Robin: I'm curious to know who were optimists and who were the pessimists between the economists and the science fiction writers. Science ficition, I imagine they love a bit of dystopia and things going horribly wrong. But I wonder whether the flip side of that is actually they've got a more optimistic outlook than the economists who are embedded in the real world where things really are going wrong all the time. Did you notice a trend either way?
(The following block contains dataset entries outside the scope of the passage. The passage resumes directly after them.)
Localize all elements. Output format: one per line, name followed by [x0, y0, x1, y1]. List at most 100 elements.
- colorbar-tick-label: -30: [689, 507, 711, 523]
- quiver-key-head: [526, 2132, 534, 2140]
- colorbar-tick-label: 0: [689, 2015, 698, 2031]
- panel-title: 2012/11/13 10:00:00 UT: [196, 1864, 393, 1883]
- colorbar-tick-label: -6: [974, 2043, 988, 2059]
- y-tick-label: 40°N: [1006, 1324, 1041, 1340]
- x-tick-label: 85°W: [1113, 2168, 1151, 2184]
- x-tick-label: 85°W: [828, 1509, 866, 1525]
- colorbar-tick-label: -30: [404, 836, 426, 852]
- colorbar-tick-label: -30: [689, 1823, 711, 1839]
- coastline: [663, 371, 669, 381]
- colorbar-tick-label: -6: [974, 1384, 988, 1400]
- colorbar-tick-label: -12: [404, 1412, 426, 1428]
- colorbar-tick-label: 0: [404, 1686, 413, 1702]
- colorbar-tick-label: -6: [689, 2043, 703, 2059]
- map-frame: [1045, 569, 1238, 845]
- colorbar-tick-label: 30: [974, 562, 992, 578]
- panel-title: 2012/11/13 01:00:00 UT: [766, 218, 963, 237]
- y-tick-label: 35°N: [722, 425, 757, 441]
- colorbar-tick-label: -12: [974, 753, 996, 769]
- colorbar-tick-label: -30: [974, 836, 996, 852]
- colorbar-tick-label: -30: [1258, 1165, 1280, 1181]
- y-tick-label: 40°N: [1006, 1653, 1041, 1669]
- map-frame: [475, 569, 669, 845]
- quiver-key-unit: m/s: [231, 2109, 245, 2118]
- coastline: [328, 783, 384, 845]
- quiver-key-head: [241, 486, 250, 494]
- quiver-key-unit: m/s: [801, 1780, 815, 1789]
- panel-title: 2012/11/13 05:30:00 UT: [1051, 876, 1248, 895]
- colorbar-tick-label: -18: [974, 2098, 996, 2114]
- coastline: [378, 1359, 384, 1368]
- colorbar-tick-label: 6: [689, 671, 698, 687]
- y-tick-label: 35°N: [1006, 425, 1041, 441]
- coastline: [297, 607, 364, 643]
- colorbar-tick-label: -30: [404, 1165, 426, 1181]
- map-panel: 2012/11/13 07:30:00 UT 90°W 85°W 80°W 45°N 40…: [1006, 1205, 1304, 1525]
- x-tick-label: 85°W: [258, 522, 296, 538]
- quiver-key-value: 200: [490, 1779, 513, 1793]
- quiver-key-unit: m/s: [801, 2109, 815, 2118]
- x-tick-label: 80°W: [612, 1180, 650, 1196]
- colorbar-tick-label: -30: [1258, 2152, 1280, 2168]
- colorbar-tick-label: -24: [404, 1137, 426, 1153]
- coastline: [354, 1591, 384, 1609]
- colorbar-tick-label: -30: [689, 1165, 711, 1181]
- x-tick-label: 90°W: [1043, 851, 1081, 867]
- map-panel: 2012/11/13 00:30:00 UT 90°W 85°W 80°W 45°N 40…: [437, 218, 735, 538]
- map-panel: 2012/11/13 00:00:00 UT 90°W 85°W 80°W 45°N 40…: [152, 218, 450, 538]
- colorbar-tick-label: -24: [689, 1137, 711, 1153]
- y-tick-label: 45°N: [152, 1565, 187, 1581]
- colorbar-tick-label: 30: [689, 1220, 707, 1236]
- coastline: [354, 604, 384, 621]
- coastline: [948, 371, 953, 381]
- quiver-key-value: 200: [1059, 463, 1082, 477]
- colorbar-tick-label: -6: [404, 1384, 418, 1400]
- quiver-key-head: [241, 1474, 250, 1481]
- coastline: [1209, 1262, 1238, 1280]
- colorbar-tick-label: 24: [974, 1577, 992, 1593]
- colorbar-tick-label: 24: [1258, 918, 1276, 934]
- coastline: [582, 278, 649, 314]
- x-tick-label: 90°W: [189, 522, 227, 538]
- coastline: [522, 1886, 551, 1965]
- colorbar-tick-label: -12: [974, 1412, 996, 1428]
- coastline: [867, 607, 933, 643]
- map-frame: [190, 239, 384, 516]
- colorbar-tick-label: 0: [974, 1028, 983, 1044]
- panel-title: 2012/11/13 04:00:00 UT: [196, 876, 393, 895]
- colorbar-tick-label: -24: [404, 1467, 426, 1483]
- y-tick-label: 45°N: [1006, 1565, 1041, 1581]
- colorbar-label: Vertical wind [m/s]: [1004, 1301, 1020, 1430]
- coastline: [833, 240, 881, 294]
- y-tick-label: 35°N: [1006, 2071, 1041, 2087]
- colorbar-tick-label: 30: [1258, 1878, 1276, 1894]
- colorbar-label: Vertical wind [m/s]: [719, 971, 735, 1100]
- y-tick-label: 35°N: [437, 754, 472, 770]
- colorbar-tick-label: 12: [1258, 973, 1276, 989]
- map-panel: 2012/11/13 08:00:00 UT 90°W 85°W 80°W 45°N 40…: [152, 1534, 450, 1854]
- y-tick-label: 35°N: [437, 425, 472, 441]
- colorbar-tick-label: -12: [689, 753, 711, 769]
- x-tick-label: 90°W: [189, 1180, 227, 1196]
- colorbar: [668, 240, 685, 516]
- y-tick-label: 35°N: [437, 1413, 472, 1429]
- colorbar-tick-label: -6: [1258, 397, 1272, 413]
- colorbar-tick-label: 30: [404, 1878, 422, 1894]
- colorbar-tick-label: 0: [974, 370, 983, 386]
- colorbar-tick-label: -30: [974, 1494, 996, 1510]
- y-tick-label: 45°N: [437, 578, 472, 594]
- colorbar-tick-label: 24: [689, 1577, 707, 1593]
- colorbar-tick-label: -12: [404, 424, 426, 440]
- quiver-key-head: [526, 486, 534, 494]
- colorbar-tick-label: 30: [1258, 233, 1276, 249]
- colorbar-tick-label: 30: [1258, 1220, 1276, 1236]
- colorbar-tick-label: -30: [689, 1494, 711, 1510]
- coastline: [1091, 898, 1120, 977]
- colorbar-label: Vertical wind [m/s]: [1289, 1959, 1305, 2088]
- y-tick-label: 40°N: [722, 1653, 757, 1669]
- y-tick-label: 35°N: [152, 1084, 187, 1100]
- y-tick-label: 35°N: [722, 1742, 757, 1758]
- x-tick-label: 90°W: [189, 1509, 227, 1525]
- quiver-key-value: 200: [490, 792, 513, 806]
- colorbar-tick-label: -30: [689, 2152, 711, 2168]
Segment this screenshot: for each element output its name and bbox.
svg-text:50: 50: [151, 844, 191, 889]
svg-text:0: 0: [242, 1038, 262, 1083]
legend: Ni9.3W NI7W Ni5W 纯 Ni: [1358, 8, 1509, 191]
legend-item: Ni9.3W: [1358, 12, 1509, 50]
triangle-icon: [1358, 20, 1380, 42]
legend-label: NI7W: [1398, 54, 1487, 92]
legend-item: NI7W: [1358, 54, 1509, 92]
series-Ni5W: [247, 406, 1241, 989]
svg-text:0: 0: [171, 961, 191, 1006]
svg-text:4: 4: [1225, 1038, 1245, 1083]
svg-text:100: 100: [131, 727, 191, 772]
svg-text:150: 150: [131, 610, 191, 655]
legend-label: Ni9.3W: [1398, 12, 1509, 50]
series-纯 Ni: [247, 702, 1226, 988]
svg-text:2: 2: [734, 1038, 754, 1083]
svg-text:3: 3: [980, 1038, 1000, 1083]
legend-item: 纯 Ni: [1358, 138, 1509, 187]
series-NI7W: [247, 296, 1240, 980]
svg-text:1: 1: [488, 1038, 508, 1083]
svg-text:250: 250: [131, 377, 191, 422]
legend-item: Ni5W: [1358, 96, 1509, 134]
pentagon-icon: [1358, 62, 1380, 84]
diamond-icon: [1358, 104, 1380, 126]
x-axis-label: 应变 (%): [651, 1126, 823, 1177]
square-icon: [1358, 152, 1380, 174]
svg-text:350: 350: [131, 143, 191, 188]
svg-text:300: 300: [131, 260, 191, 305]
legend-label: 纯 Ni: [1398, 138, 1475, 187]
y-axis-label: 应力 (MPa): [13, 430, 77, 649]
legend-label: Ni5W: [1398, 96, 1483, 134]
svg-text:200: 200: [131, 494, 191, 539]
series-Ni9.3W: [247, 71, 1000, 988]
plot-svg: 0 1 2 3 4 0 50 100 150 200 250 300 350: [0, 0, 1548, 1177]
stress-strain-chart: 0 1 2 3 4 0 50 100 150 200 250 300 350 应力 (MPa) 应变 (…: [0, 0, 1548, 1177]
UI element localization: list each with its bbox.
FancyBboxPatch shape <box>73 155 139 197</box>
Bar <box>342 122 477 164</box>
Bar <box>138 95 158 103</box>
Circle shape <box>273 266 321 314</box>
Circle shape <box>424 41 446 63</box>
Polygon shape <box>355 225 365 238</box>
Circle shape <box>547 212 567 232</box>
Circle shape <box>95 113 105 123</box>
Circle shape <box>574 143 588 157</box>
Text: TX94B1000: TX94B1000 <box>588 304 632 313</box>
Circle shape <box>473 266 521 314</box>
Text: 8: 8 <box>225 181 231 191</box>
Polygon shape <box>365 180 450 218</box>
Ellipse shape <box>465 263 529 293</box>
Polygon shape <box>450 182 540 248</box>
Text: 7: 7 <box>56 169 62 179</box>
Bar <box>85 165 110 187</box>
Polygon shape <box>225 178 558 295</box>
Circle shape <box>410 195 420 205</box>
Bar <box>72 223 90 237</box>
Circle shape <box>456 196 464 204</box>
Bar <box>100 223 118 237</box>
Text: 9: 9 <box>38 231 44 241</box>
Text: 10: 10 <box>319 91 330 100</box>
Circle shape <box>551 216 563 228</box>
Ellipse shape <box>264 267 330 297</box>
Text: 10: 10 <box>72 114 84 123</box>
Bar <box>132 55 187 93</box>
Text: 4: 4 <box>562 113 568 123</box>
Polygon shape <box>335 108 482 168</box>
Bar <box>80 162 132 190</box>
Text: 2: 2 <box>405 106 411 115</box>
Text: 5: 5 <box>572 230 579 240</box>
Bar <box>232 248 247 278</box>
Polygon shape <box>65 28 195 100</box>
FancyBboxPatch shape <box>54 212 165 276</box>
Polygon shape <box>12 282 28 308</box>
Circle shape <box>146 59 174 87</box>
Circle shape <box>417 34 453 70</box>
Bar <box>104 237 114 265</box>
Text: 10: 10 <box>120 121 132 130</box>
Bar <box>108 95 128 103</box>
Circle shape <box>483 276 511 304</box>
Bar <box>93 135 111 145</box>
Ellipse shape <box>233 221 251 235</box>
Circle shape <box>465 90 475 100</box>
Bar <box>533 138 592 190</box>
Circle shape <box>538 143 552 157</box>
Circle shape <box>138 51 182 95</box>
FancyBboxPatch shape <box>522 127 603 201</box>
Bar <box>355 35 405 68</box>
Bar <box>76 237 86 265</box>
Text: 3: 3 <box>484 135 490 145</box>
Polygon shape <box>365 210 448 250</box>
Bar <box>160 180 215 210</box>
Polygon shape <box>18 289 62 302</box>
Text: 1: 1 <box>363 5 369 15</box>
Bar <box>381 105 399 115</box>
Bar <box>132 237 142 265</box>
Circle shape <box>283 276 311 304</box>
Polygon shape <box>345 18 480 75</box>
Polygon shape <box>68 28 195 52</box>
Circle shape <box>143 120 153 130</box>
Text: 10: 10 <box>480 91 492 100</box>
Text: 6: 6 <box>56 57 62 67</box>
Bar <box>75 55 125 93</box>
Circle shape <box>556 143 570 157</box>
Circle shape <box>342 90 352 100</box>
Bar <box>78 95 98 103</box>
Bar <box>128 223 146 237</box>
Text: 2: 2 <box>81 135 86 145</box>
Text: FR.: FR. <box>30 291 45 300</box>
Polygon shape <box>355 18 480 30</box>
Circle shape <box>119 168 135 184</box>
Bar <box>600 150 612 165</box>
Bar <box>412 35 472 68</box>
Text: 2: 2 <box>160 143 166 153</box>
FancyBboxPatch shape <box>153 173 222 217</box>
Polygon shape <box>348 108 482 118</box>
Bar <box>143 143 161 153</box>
Stuart: The science fiction writers, as you say, they're fond of dystopias, but the economists mostly are pessimistic, at least certainly the ones at the dinner, and I've been interacting with many during these workshops. I think there's still a view of many economists that - there are compensating effects where it's not as simple as saying, if the machine does Job X, then the person isn't doing Job X, and so the person is unemployed. There are these compensating effects. So if a machine is doing something more cheaply, more efficiently, more productively, then that increases total wealth, which then increases demand for all the other jobs in the economy. And so you get this sort of recycling of labour from areas that are becoming automated to areas that are still not automated. But if you automate everything, then this is the argument about the twins, right? It's like making a twin of everyone who's willing to work for nothing. And so you have to think, well are there areas where we aren't going to be automating, either because we don't want to or because humans are just intrinsically better. So this is one, I think, optimistic view, and I think you could argue that Keynes had this view. He called it 'perfecting the art of life'. We will be faced with man's permanent problem, which is how to live agreeably and wisely and well. And those people who cultivate better the art of life will be much more successful in this future.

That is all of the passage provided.